LCL Subdivision

Overview
- Service type: Freight rail
- Status: Active
- Locale: Northern Kentucky, north central Kentucky, Louisville metropolitan area
- First service: 1869
- Current operator: CSX Transportation
- Former operators: Louisville, Cincinnati and Lexington Railroad Louisville, Cincinnati and Lexington Railway Louisville and Nashville Railroad

Route
- Termini: Latonia, Covington, Kentucky, United States Clifton, Louisville, Kentucky, United States
- Distance travelled: 101.4 mi (163.2 km)
- Service frequency: ~14 trains per day

Technical
- Track gauge: 1,435 mm (4 ft 8+1⁄2 in)
- Operating speed: 10–50 mph (16–80 km/h)
- Track owner: CSX Transportation
- Timetable number: 00T

= LCL Subdivision =

Railway line in Kentucky

The LCL Subdivision is a railroad line owned by CSX Transportation in the U.S. state of Kentucky.
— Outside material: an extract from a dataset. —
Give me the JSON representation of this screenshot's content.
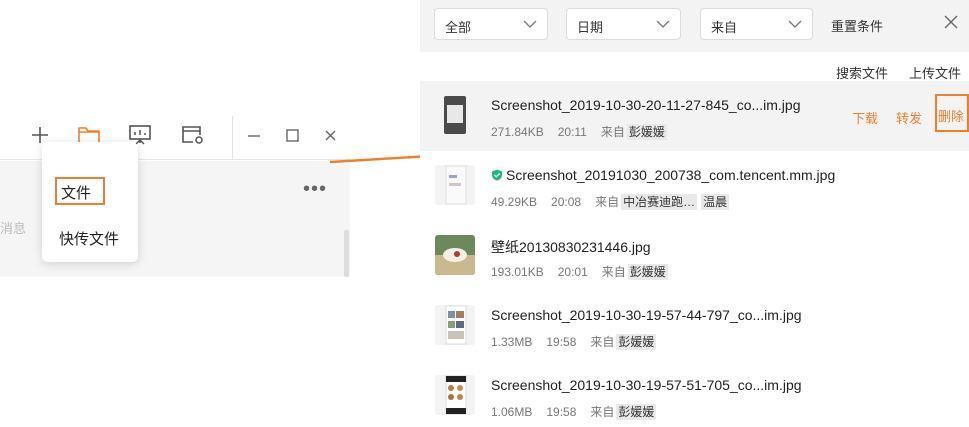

The line runs from Covington, Kentucky, to Louisville, Kentucky, for a total of 101.4 mi. At its north end the line continues as a branch of the Cincinnati Terminal Subdivision, and at its south end the line continues as the Louisville Terminal Subdivision. A notable feature of this line is a street running section in La Grange.